2. Remove the reference of the older page from your XML sitemap. It is better to re-create or re-build a fresh sitemap of your entire website every six months.
3. Check the HTTP header of a 404 page and see whether the header returned is really 404 or something else.
And that will be all. Keep the non existent 404 pages as it is, Google will eventually drop them from its index after a given period of time.
Google Webmasters Tools Has A URL Removal Tool. Should You Use It To Fix Crawl Errors Occurring from 404 Pages?
Google’s URL removal tool is used to remove pages from Google search results and it has been designed to address urgent requests only. This tool should not be used to remove URL’s from your Google Webmaster tools account. Here is a useful FAQ by Google webmaster tools team which answers common questions about Google’s URL removal tool.
In general, you won’t need the URL removal tool at all. Honestly, I have wasted a good amount of time trying to fix crawl errors by removing 404 pages with the URL removal tool, which is nothing but a misconception.

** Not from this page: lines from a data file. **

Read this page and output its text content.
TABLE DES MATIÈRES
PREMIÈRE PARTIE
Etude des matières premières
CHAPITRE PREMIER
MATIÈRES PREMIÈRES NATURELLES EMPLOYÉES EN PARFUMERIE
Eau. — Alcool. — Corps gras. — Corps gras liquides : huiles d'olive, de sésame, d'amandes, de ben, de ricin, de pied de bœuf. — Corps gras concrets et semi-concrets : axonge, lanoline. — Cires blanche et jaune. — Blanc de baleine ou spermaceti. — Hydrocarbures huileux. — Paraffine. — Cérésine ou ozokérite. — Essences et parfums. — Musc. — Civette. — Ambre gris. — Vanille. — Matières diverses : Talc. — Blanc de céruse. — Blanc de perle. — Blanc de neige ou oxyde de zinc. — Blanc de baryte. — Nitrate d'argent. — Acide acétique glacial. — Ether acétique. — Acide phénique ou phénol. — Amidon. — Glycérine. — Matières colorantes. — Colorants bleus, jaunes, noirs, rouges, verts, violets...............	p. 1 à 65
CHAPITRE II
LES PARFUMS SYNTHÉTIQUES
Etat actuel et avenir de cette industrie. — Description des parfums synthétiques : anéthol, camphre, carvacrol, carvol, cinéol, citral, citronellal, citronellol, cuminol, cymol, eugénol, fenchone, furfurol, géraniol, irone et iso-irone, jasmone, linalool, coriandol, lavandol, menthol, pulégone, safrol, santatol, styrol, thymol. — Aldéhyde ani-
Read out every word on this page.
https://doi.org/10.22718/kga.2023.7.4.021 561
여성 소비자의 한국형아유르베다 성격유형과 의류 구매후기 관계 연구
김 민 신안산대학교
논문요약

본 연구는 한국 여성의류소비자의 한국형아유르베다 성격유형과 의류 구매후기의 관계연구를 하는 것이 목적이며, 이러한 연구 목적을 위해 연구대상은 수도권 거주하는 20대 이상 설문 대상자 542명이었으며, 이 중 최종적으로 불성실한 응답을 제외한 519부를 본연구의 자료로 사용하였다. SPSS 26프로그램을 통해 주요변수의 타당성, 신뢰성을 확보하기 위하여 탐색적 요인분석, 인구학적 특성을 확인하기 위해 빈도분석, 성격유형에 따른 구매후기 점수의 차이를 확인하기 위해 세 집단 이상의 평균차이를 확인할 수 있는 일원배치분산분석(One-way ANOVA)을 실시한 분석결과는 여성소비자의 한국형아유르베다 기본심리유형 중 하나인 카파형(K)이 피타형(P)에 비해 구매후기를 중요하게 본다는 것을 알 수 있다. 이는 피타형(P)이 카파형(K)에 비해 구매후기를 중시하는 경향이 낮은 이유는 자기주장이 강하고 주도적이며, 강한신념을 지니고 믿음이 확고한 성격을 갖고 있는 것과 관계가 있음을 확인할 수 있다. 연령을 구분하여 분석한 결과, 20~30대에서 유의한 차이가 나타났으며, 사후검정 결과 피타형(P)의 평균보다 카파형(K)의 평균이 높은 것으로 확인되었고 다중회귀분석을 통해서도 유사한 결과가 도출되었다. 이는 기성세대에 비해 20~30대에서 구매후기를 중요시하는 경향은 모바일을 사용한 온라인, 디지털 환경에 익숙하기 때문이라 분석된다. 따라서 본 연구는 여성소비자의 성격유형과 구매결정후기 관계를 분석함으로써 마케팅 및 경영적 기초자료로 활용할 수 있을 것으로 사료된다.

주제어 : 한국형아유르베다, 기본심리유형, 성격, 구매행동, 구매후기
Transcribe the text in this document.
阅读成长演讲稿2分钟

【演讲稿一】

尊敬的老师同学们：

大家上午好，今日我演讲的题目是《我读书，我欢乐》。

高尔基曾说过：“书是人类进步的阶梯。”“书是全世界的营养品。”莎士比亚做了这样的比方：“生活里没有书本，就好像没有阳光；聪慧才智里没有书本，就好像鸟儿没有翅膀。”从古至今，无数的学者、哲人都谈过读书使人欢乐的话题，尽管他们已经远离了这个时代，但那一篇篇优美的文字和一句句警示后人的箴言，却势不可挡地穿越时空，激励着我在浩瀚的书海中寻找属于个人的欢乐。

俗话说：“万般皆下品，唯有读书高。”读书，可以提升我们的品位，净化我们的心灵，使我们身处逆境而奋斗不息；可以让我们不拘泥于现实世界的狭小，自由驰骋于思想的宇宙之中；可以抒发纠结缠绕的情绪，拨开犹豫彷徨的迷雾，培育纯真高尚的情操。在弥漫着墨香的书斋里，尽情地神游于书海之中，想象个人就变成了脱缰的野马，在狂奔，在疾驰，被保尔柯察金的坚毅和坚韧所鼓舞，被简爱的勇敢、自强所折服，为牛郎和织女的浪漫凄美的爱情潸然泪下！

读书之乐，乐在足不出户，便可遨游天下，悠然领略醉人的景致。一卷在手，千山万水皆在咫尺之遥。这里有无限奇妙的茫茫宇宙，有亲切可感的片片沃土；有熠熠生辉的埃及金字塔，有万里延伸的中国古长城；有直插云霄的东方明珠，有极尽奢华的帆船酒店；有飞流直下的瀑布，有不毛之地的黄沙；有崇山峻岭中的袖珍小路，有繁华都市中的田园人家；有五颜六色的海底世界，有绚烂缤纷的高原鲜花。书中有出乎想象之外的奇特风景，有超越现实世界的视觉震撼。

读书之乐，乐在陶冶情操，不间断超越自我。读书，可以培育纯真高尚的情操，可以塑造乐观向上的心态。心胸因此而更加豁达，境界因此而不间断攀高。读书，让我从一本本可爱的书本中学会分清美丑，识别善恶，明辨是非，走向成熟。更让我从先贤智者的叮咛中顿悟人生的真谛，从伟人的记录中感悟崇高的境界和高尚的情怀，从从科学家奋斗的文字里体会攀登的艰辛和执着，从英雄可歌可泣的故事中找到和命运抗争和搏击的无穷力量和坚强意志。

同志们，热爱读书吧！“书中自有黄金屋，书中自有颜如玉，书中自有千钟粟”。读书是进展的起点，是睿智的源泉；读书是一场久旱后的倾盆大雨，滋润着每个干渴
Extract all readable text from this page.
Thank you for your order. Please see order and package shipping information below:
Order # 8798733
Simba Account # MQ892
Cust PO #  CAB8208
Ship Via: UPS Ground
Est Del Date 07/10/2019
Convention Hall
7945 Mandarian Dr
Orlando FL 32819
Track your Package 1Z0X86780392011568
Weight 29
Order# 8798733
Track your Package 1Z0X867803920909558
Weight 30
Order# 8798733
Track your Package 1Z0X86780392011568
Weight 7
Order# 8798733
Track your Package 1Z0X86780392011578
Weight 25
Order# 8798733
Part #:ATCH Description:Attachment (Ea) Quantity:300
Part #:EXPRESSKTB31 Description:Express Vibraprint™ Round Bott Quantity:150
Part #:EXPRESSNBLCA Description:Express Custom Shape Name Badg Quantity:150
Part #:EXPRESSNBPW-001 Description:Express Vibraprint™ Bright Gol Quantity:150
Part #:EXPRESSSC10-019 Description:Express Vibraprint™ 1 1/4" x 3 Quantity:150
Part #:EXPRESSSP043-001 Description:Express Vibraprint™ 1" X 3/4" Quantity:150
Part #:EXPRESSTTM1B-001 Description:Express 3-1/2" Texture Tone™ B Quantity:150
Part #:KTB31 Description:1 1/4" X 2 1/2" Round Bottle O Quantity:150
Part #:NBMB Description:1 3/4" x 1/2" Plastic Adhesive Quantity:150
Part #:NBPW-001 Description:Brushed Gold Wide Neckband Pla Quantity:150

When Can 404 Pages On My Website Have a Negative Impact?
The only possible scenario when 404 pages may have a negative impact is when a good number of internal links on the same site points to those 404 pages. These links would dilute the Google juice from your existing pages and might annoy the bots, who will face a dead end over and over again.
Otherwise, 404 pages is quite normal for any website and there is no need to panic over a thousand crawl errors in your Google webmaster tools account. Just take care of those broken links and you should be in pretty good shape.